My hand still idle on the horse’s neck, I turned. ‘Has she been gone for long?’

‘She died when I was twenty-one.’

‘I’m sorry.’

‘Thank you. So am I. My dad’s been lost these fifteen years. He blames himself, I think.’

‘For what?’

‘She had a problem with her heart. He thinks he should have forced her to slow down.’ He smiled. ‘He might as well have tried to slow a whirlwind. She was always into everything, my mum.’

That must be where he got it from, his restlessness. He flipped the conversation back to me. ‘Are both your parents living?’

‘Yes. I have two sisters, too.’

‘They’re all still back in Canada?’

‘One sister’s in the States, and one’s in China, teaching English. My dad says it’s our Scottish blood that makes us want to travel.’

‘He may be right. Where’s home for you, then?’

‘I don’t really have one. I just go to where my books are set, and live there while I’m writing.’

‘Like a gypsy.’

‘Sort of.’

‘You must have some interesting adventures. Meet some interesting people.’

‘I do, sometimes.’ I could only hold his gaze a moment, then I turned away again to scratch round Tammie’s forelock. Tammie nudged me, flirting, and I said to Graham, ‘You were right, he is a ladies’ man.’

‘He is. He has a handsome face,’ he said, ‘and kens the way to use it.’ He was looking at the open door again, and at the rain that was still pelting down upon the hard-packed yard. ‘I think we’re out of luck the day, for touring.’

He was right, I knew, but I said nothing.

Truth be told, I wouldn’t have minded spending the rest of the day in this stable, with Graham and Angus for company. But he clearly wasn’t one to sit still for that long, so when he stood, I gave the horse a final pat and turned my collar up, and made the dash, reluctantly, back through the rain to where we’d parked the Vauxhall.

I did a better job, this time, of hiding how I felt. And it seemed hardly any time at all before we were surrounded by the houses and the shops of Cruden Bay, and then we’d reached the bottom of the path up to my cottage and he parked and came around to let me out. Shrugging off his coat, he held it overhead so that it shielded both of us, and said, ‘I’ll walk you up.’

He left Angus in the car, though, and I knew that meant that Graham didn’t plan on coming in. And that was fine, I thought, there was no reason for me to be disappointed.

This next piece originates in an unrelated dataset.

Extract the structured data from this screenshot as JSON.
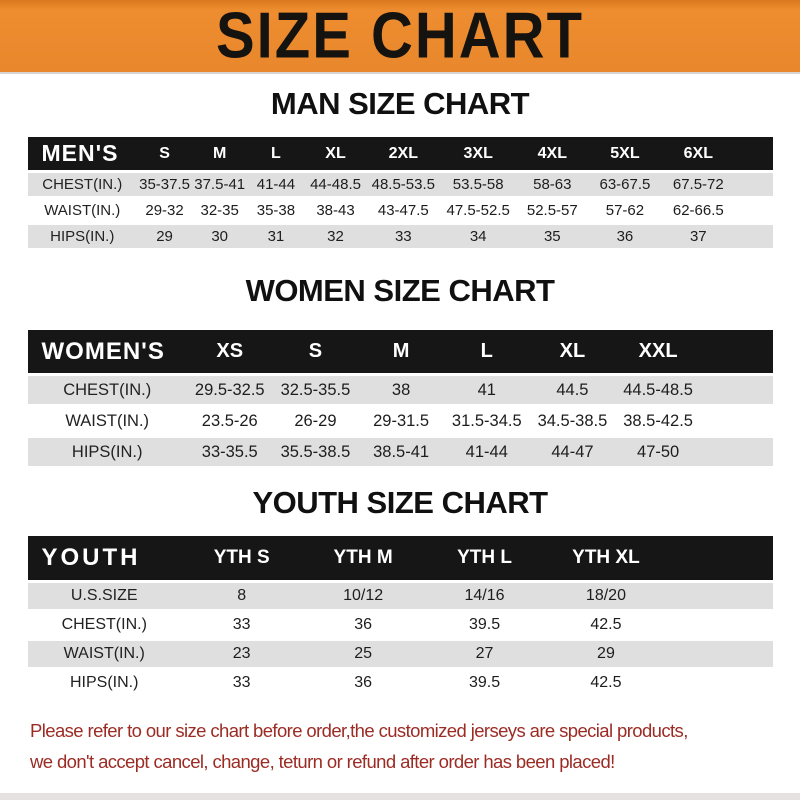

There’d be other times.

But still, I felt a little flat inside and had to force a smile to show him when we reached my front door and I turned to thank him.

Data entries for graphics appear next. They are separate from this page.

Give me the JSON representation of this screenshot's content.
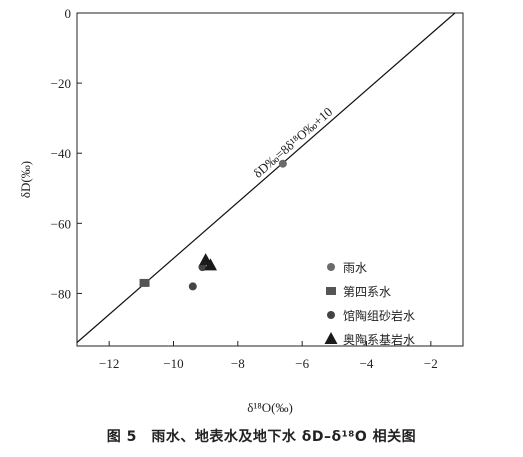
{
  "caption": "图 5　雨水、地表水及地下水 δD–δ¹⁸O 相关图",
  "chart_data": {
    "type": "scatter",
    "title": "",
    "xlabel": "δ¹⁸O(‰)",
    "ylabel": "δD(‰)",
    "xlim": [
      -13,
      -1
    ],
    "ylim": [
      -95,
      0
    ],
    "xticks": [
      -12,
      -10,
      -8,
      -6,
      -4,
      -2
    ],
    "yticks": [
      0,
      -20,
      -40,
      -60,
      -80
    ],
    "legend_position": "lower-right",
    "reference_line": {
      "label": "δD‰=8δ¹⁸O‰+10",
      "slope": 8,
      "intercept": 10
    },
    "series": [
      {
        "name": "雨水",
        "marker": "circle",
        "color": "#6b6b6b",
        "points": [
          {
            "x": -6.6,
            "y": -43
          }
        ]
      },
      {
        "name": "第四系水",
        "marker": "square",
        "color": "#555555",
        "points": [
          {
            "x": -10.9,
            "y": -77
          }
        ]
      },
      {
        "name": "馆陶组砂岩水",
        "marker": "circle-dark",
        "color": "#444444",
        "points": [
          {
            "x": -9.4,
            "y": -78
          },
          {
            "x": -9.1,
            "y": -72.5
          }
        ]
      },
      {
        "name": "奥陶系基岩水",
        "marker": "triangle",
        "color": "#1a1a1a",
        "points": [
          {
            "x": -9.0,
            "y": -70.5
          },
          {
            "x": -8.85,
            "y": -72
          }
        ]
      }
    ]
  }
}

Graham took the coat that he’d been holding overhead and put it on again. ‘We’ll try the tour another time,’ he said.

‘All right.’

‘See you tomorrow, then. At lunch.’

‘OK.’

He stood a moment longer, as though wanting to say something else, but in the end he only flipped his hood up, smiled, and started off again along the path while I turned round to fit my key into the cottage door.

My hands were cold and wet and couldn’t work the lock, and then I dropped the key and heard it ping on stone, so that I had to crouch and search for it, and by the time I’d found it I was well and truly soaked.

I straightened, to find Graham standing once again beside me. Thinking he’d come back to help, I told him, ‘It’s all right, I found it.’ And I raised the key to show him.

But when I began to try the lock again, his hand came up to catch my face, to stop me. I could feel the warmth of his strong fingers on my jawline, as his thumb traced very gently up my cheekbone.

‘Look,’ he said, ‘I didn’t tell my dad, because I didn’t want to share you. Not just yet.’

I was convinced, at first, I hadn’t heard him properly. And even if I had, I couldn’t think of what to say. If I’d been writing this, I thought, I would have had no problem. It was easy writing dialogue for characters in books, but in real life, the words just never came to me the way I wanted them.